Oxygen therapy is recommended by a doctor to increase the availability of oxygen in the lungs and body tissues, decreasing the negative effects of hypoxia, and should be done when the person has oxygen saturation below 90%, partial pressure of oxygen, or PaO2, less than 60 mmHg, or when there are some conditions such as:

  • Acute or chronic respiratory failure;
  • Chronic obstructive pulmonary disease;
  • Lung emphysema;
  • Asthma attack;
  • Carbon monoxide poisoning;
  • Obstructive sleep apnea;
  • Cyanide poisoning;
  • Post-anesthetic recovery;
  • Cardiorespiratory arrest.

This type of therapy is also indicated in cases of acute myocardial infarction and unstable angina pectoris, as the supply of oxygen can reduce the signs of hypoxia, caused by interrupted blood flow, increasing oxygen levels in the blood and, consequently, in the lung alveoli.

Cautions when using at home

In some cases, people who have a chronic respiratory disease, such as COPD, need to use oxygen support 24 hours a day and therefore oxygen therapy can be used at home.This therapy is performed at home through a nasal catheter, placed in the nostrils, and oxygen is delivered from a cylinder, which is a metal container where oxygen is stored and should only be administered in the amount prescribed by the doctor.

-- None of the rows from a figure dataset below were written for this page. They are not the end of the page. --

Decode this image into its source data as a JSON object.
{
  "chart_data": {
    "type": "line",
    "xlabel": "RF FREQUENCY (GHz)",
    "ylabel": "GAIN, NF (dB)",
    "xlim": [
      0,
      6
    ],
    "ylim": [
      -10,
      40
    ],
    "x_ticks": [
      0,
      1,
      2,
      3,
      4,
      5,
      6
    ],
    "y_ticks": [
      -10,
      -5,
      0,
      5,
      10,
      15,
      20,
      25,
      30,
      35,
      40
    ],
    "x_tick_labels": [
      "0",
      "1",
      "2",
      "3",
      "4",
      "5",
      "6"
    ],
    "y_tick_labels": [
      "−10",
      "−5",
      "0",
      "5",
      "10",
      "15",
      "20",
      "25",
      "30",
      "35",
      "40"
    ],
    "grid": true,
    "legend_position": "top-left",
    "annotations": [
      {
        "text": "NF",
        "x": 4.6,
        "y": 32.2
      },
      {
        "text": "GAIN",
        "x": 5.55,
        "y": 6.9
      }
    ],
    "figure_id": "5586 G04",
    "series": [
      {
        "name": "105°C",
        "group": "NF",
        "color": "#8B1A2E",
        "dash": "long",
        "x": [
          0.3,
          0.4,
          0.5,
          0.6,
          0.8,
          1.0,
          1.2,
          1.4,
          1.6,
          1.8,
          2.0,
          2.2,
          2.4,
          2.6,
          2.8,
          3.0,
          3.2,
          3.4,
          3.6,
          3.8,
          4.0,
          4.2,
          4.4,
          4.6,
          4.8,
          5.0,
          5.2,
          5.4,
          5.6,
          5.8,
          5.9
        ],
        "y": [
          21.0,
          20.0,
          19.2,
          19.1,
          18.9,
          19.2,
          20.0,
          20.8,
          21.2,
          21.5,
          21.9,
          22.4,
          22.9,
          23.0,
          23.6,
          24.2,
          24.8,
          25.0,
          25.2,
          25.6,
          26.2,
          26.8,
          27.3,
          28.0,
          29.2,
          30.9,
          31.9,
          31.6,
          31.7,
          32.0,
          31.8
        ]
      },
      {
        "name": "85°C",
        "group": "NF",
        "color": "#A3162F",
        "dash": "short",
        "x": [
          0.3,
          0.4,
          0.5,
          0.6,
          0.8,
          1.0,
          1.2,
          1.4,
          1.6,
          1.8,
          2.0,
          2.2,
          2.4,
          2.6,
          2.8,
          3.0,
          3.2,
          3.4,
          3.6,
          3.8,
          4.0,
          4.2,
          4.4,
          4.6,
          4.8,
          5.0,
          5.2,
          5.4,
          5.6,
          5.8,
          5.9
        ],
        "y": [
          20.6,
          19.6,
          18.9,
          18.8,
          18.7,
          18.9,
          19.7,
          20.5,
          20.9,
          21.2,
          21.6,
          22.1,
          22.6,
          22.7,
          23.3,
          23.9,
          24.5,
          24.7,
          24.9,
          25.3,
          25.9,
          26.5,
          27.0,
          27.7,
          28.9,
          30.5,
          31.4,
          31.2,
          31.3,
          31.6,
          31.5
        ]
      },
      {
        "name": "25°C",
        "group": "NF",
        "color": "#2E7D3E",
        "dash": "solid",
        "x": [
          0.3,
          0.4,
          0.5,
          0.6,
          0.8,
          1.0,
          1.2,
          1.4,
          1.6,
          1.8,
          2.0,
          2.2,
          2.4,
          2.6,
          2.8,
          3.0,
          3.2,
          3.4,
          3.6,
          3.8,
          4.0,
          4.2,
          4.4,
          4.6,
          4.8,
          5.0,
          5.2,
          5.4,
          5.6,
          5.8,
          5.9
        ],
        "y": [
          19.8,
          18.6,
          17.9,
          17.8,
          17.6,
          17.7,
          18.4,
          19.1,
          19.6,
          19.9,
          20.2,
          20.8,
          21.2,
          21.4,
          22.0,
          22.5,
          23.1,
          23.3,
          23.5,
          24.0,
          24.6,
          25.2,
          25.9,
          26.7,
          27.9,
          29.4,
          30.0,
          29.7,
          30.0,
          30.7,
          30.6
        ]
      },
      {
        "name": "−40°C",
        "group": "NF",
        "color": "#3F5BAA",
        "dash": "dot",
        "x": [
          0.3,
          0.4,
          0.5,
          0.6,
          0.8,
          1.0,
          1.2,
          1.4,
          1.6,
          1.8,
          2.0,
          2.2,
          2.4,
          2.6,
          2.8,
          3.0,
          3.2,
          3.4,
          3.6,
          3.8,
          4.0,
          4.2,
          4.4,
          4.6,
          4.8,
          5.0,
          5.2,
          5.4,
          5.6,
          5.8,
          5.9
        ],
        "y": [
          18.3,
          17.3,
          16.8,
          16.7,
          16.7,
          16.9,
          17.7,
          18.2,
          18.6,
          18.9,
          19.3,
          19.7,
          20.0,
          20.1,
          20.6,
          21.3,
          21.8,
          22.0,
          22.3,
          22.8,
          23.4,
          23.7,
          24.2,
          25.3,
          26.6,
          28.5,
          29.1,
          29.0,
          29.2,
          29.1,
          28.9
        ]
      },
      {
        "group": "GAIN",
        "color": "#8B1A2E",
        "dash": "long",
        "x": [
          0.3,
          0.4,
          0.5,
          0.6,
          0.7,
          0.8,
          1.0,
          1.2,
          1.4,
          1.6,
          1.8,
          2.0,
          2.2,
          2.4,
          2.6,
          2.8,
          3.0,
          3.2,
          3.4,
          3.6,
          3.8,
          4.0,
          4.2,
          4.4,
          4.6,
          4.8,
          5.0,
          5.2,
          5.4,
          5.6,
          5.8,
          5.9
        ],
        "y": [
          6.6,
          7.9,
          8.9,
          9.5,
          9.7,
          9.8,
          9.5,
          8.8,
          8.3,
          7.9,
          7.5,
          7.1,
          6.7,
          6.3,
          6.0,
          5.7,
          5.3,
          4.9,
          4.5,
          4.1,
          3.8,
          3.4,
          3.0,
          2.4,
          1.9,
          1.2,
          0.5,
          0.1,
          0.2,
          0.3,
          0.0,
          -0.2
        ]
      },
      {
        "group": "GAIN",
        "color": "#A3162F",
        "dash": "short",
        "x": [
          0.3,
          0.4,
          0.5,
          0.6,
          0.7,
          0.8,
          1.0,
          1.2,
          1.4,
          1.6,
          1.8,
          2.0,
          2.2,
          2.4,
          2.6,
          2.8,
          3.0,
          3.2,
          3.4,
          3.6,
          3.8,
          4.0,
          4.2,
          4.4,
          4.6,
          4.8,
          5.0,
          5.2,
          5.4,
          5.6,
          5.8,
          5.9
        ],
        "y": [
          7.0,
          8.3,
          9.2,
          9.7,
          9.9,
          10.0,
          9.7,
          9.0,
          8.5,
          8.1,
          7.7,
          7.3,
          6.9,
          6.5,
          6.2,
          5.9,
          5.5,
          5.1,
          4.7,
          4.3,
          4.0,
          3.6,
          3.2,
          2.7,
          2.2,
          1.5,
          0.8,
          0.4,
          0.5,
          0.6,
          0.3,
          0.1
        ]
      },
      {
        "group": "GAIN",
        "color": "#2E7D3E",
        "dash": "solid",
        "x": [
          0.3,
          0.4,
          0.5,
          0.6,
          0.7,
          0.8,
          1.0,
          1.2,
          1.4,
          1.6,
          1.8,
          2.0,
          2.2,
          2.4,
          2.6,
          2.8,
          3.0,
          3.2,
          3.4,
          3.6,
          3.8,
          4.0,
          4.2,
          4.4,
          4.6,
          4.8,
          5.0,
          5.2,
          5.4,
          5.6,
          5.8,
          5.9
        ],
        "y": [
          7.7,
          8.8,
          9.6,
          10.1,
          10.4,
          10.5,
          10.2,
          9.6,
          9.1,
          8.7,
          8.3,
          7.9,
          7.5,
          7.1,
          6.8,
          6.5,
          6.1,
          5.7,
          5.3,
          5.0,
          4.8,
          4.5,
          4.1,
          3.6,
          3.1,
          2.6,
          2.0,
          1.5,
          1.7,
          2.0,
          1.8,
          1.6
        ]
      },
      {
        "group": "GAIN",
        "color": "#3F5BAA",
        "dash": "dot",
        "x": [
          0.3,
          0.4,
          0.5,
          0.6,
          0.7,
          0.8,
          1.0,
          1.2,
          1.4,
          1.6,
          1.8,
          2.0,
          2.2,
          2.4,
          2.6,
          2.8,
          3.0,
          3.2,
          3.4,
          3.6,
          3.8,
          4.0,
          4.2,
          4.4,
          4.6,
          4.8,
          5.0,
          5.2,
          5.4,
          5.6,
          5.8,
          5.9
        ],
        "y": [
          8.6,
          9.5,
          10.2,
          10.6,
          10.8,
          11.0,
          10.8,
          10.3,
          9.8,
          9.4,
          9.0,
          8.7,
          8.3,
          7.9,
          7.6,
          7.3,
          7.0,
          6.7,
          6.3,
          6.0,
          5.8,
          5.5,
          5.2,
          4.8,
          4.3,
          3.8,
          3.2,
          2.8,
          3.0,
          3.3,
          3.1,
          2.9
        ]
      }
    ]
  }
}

Oxygen cylinders are available through specific SUS programs or can be rented from medical-hospital product companies and can also be transported using a wheeled stand, which can be taken to different locations. However, when using oxygen cylinders, some precautions are necessary, such as not smoking while using oxygen, keeping the cylinder away from any flame and protected from the sun.

And also, the person who uses oxygen at home needs to have access to pulse oximetry devices to check the saturation and in case the person presents signs such as purplish lips and fingers, dizziness and fainting, one should look for immediately to a hospital as you may have low blood oxygen.